Second, Jennifer and I asked why the US puts up with allowing other countries to free ride in this way. If the money for research and development comes from excessive spending in the US, shouldn’t we look for ways to get other countries to do more to pay their share?
The objection from the left is that the public option will be too weak. For instance, if the public insurance plan is required to take everyone and private insurance plans are not, then there is a huge problem of adverse selection: all the people with the greatest risks will flock to the public plan.
The solution is to regulate private insurance plans, making them take everyone too and, perhaps, transferring money from plans that have less risky subscribers to those that have the more risky subscribers. But those regulations will not be easy to write or enforce. And you can count on Congress leaving private insurance companies with significant advantages.

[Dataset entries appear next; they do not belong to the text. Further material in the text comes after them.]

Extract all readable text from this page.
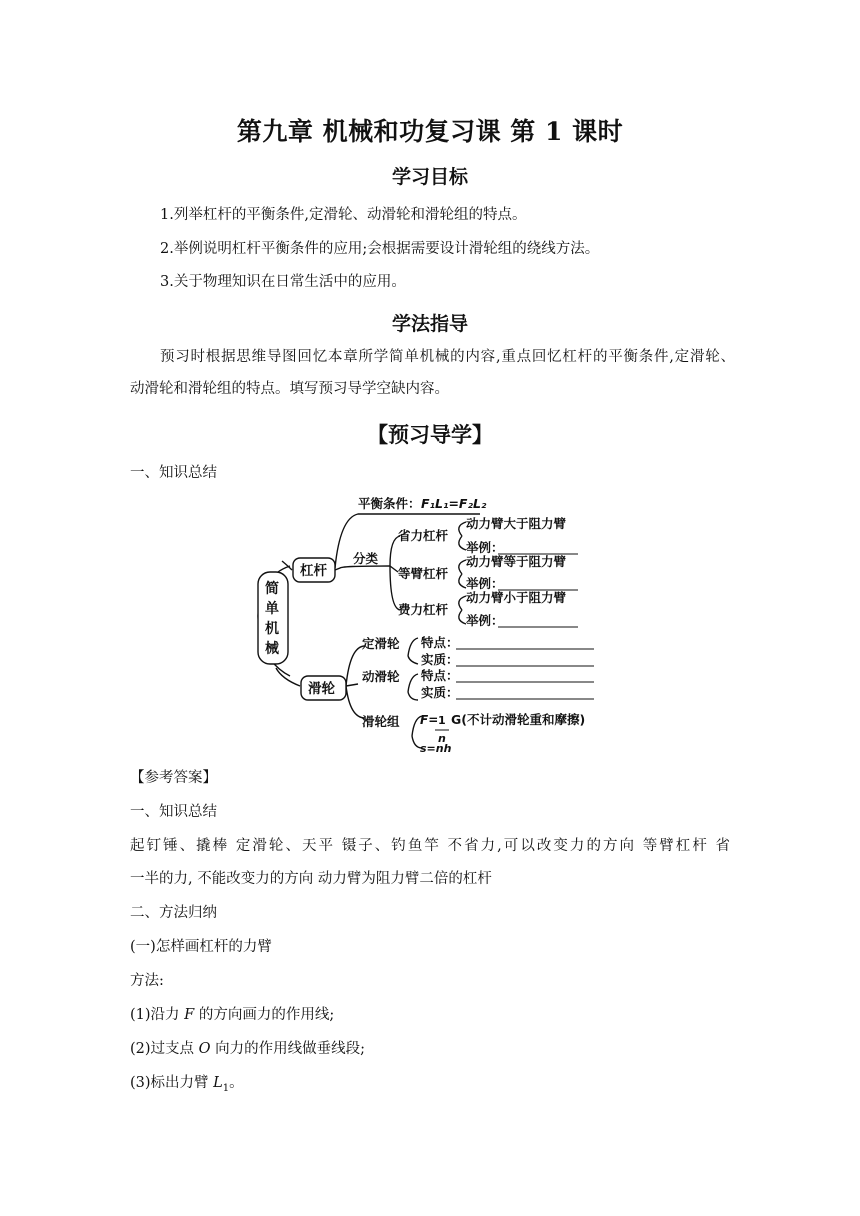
第九章 机械和功复习课 第 1 课时
学习目标
1.列举杠杆的平衡条件,定滑轮、动滑轮和滑轮组的特点。
2.举例说明杠杆平衡条件的应用;会根据需要设计滑轮组的绕线方法。
3.关于物理知识在日常生活中的应用。
学法指导
预习时根据思维导图回忆本章所学简单机械的内容,重点回忆杠杆的平衡条件,定滑轮、
动滑轮和滑轮组的特点。填写预习导学空缺内容。
【预习导学】
一、知识总结
简
单
机
械
杠杆
滑轮
平衡条件： F₁L₁=F₂L₂
分类
省力杠杆
动力臂大于阻力臂
举例：
等臂杠杆
动力臂等于阻力臂
举例：
费力杠杆
动力臂小于阻力臂
举例：
定滑轮 特点：
实质：
动滑轮 特点：
实质：
滑轮组 F= 1
n
G(不计动滑轮重和摩擦)
s=nh
【参考答案】
一、知识总结
起钉锤、撬棒 定滑轮、天平 镊子、钓鱼竿 不省力,可以改变力的方向 等臂杠杆 省
一半的力, 不能改变力的方向 动力臂为阻力臂二倍的杠杆
二、方法归纳
(一)怎样画杠杆的力臂
方法:
(1)沿力 F 的方向画力的作用线;
(2)过支点 O 向力的作用线做垂线段;
(3)标出力臂 $L_1$。
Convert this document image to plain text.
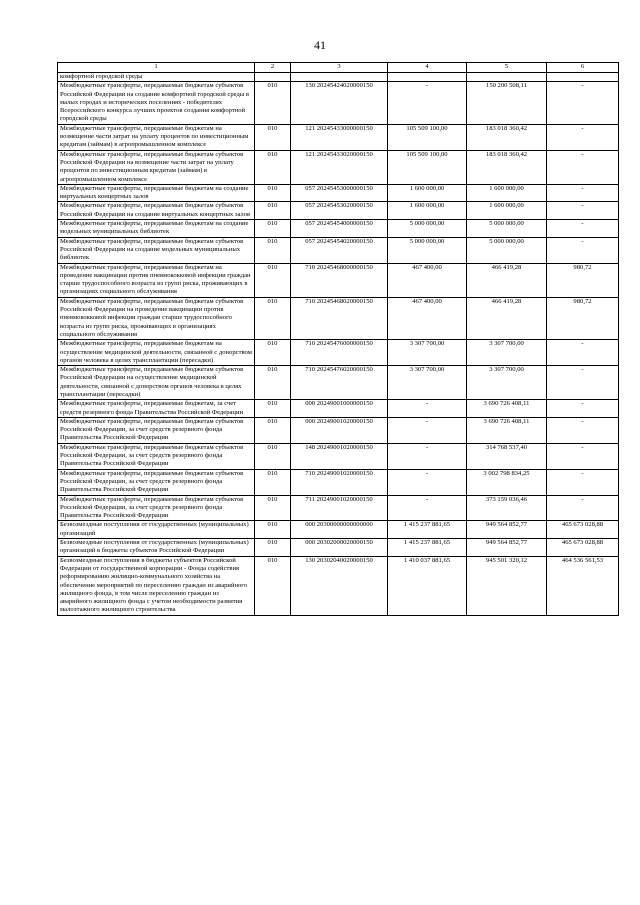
41
1	2	3	4	5	6
комфортной городской среды					
Межбюджетные трансферты, передаваемые бюджетам субъектов Российской Федерации на создание комфортной городской среды в малых городах и исторических поселениях - победителях Всероссийского конкурса лучших проектов создания комфортной городской среды	010	130 20245424020000150	-	150 200 508,11	-
Межбюджетные трансферты, передаваемые бюджетам на возмещение части затрат на уплату процентов по инвестиционным кредитам (займам) в агропромышленном комплексе	010	121 20245433000000150	105 509 100,00	183 018 360,42	-
Межбюджетные трансферты, передаваемые бюджетам субъектов Российской Федерации на возмещение части затрат на уплату процентов по инвестиционным кредитам (займам) в агропромышленном комплексе	010	121 20245433020000150	105 509 100,00	183 018 360,42	-
Межбюджетные трансферты, передаваемые бюджетам на создание виртуальных концертных залов	010	057 20245453000000150	1 600 000,00	1 600 000,00	-
Межбюджетные трансферты, передаваемые бюджетам субъектов Российской Федерации на создание виртуальных концертных залов	010	057 20245453020000150	1 600 000,00	1 600 000,00	-
Межбюджетные трансферты, передаваемые бюджетам на создание модельных муниципальных библиотек	010	057 20245454000000150	5 000 000,00	5 000 000,00	-
Межбюджетные трансферты, передаваемые бюджетам субъектов Российской Федерации на создание модельных муниципальных библиотек	010	057 20245454020000150	5 000 000,00	5 000 000,00	-
Межбюджетные трансферты, передаваемые бюджетам на проведение вакцинации против пневмококковой инфекции граждан старше трудоспособного возраста из групп риска, проживающих в организациях социального обслуживания	010	710 20245468000000150	467 400,00	466 419,28	980,72
Межбюджетные трансферты, передаваемые бюджетам субъектов Российской Федерации на проведение вакцинации против пневмококковой инфекции граждан старше трудоспособного возраста из групп риска, проживающих в организациях социального обслуживания	010	710 20245468020000150	467 400,00	466 419,28	980,72
Межбюджетные трансферты, передаваемые бюджетам на осуществление медицинской деятельности, связанной с донорством органов человека в целях трансплантации (пересадки)	010	710 20245476000000150	3 307 700,00	3 307 700,00	-
Межбюджетные трансферты, передаваемые бюджетам субъектов Российской Федерации на осуществление медицинской деятельности, связанной с донорством органов человека в целях трансплантации (пересадки)	010	710 20245476020000150	3 307 700,00	3 307 700,00	-
Межбюджетные трансферты, передаваемые бюджетам, за счет средств резервного фонда Правительства Российской Федерации	010	000 20249001000000150	-	3 690 726 408,11	-
Межбюджетные трансферты, передаваемые бюджетам субъектов Российской Федерации, за счет средств резервного фонда Правительства Российской Федерации	010	000 20249001020000150	-	3 690 726 408,11	-
Межбюджетные трансферты, передаваемые бюджетам субъектов Российской Федерации, за счет средств резервного фонда Правительства Российской Федерации	010	148 20249001020000150	-	314 768 537,40	-
Межбюджетные трансферты, передаваемые бюджетам субъектов Российской Федерации, за счет средств резервного фонда Правительства Российской Федерации	010	710 20249001020000150	-	3 002 798 834,25	-
Межбюджетные трансферты, передаваемые бюджетам субъектов Российской Федерации, за счет средств резервного фонда Правительства Российской Федерации	010	711 20249001020000150	-	373 159 036,46	-
Безвозмездные поступления от государственных (муниципальных) организаций	010	000 20300000000000000	1 415 237 881,65	949 564 852,77	465 673 028,88
Безвозмездные поступления от государственных (муниципальных) организаций в бюджеты субъектов Российской Федерации	010	000 20302000020000150	1 415 237 881,65	949 564 852,77	465 673 028,88
Безвозмездные поступления в бюджеты субъектов Российской Федерации от государственной корпорации - Фонда содействия реформированию жилищно-коммунального хозяйства на обеспечение мероприятий по переселению граждан из аварийного жилищного фонда, в том числе переселению граждан из аварийного жилищного фонда с учетом необходимости развития малоэтажного жилищного строительства	010	130 20302040020000150	1 410 037 881,65	945 501 320,12	464 536 561,53
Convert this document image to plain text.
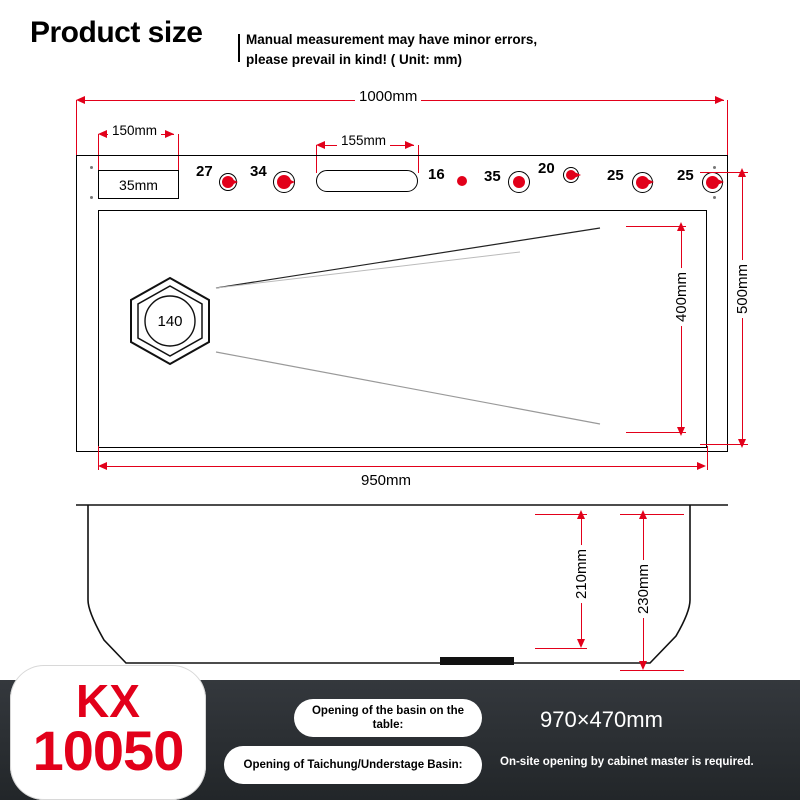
Product size	Manual measurement may have minor errors, please prevail in kind! ( Unit: mm)
1000mm
150mm
155mm
35mm
27 34	16	35 20	25	25
140	400mm	500mm
950mm
210mm	230mm
KX
10050
Opening of the basin on the table:	970×470mm
Opening of Taichung/Understage Basin:	On-site opening by cabinet master is required.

It isn’t obvious that this would be a terrible result in itself. We could, theoretically, subsidize the public plan with tax money even if it covered only the riskiest people in the population. Instead of paying for their care through insurance premiums, we would be doing it through the tax system. Either way, everyone would be covered.
That said, political reality would almost certainly be different. The government would not be willing to give an adequate subsidy to a public plan that had only the riskiest patients. So this would almost certainly not be an acceptable outcome for the public plan.